La mañana del 10 de octubre de 1873, Patrick Boyd acudió a su cita con Ramón de Cala en el café Oriental, uno de los establecimientos más concurridos de la Puerta del Sol.

—Yo soy de Jerez de la Frontera, como Pepe Paul —empezó explicando el célebre político republicano—, aunque él es más joven que yo, tiene diez años menos; yo nací en 1827 y él es del 37 o del 38. Los dos éramos de familias acomodadas, él más que yo (su padre era bodeguero), pero apenas nos tratamos entonces por la diferencia de edad, y luego yo me fui a Sevilla a estudiar Derecho. Fue después cuando llegamos a conocernos bien, cuando preparábamos «La Gloriosa». Y luego, claro, en la redacción de
El Combate
. Éramos ambos, ¡y seguimos siéndolo!, federalistas apasionados.

A sus cuarenta y seis años Ramón de Cala Barea conservaba intacta, era verdad, aquella pasión federalista que le había convertido en una de las figuras míticas del movimiento republicano en Andalucía. Alto y delgado, de abundante pelo y barba espesa, los dos ya algo encanecidos, y aspecto bondadoso, sus ojos brillaban intensamente cuando hablaba. Ricardo Muñiz, actuando una vez más de fiel introductor, había entregado a Boyd unos días atrás un número del semanario
La Ilustración Popular
con un retrato y una sucinta biografía del personaje. Le había permitido llegar al encuentro bastante bien informado, y sabedor, entre otras cosas, de que Cala estaba inmerso entonces en la redacción de la proyectada Constitución de la República Federal.

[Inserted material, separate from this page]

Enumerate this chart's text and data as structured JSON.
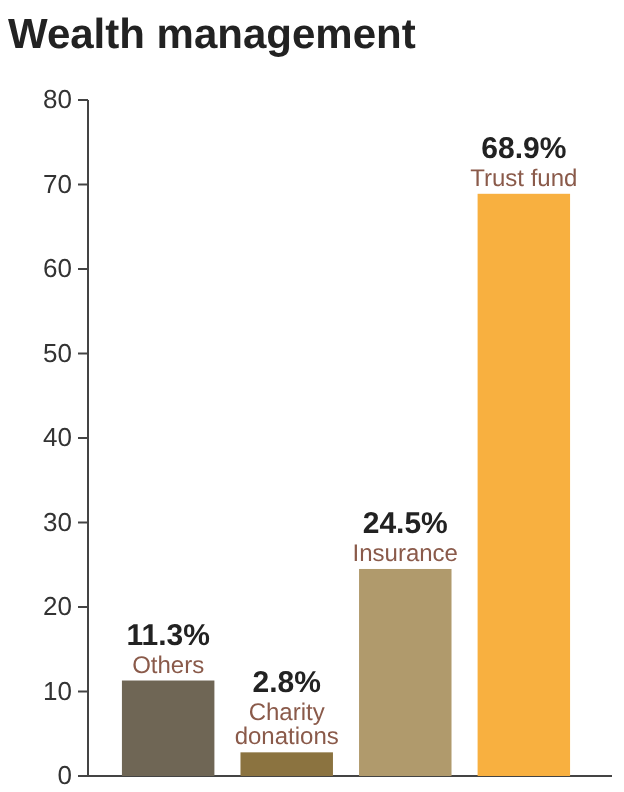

Tener delante a uno de los principales luchadores de
El Combate
no pudo por menos de intrigarle a Boyd, que seguía bajo el asombro que le había producido la lectura de los números del diario facilitados por Machado Núñez en Sevilla.

—A los hombres de
El Combate
nos perseguían tenazmente las autoridades ya antes del asesinato de Prim —siguió relatando Cala—. Por nuestra llamada, franca y abierta, a la rebelión armada. Y naturalmente, una vez consumado el crimen, fueron a por nosotros sin cuartel. Hubo no sé cuántos edictos y pregones, cuántas providencias y denuncias. Conservo en casa unas páginas de la
Gaceta de Madrid
donde consta todo ello. Se las dejaré en el hotel mañana para que copie lo que quiera. Luego me las devuelve.

Patrick se lo agradeció. Luego dijo:

—Don Ramón, entre lo ocurrido en la calle del Turco y la muerte de Prim pasaron tres días. Y otros tres antes del juramento de Amadeo. ¿Qué ocurrió en el gobierno durante aquel lapso de tiempo? Es que no lo tengo muy claro.

—La clave de todo fue el general Serrano —contestó Cala—. No olvide que, hasta el juramento del rey, Serrano seguía siendo regente, es decir, en la práctica, jefe de Estado. Y Serrano, como usted sabe, me imagino, es un redomado reaccionario. Lo primero que hizo fue nombrar a su amigo Topete, por decreto, presidente interino del Consejo de Ministros, además de ministro de Estado y de la Guerra. Y dar la cartera de Ultramar a otro incondicional, Adelardo López de Ayala. Eran los de siempre, los de la Unión Liberal. Luego, cuando Topete se va a Cartagena a recibir a Amadeo, Serrano encarga provisionalmente a Sagasta la Presidencia del Consejo. Así que ellos toman el poder, casi diría incluso que lo asaltan. Hasta el 30 de diciembre no saben si Prim va a sobrevivir o no, pero sí calculan que tardará en reponerse de sus heridas, en el mejor de los casos, semanas y quizás meses.

—Y ante la inminente llegada de Amadeo van tomando posiciones —dijo Patrick.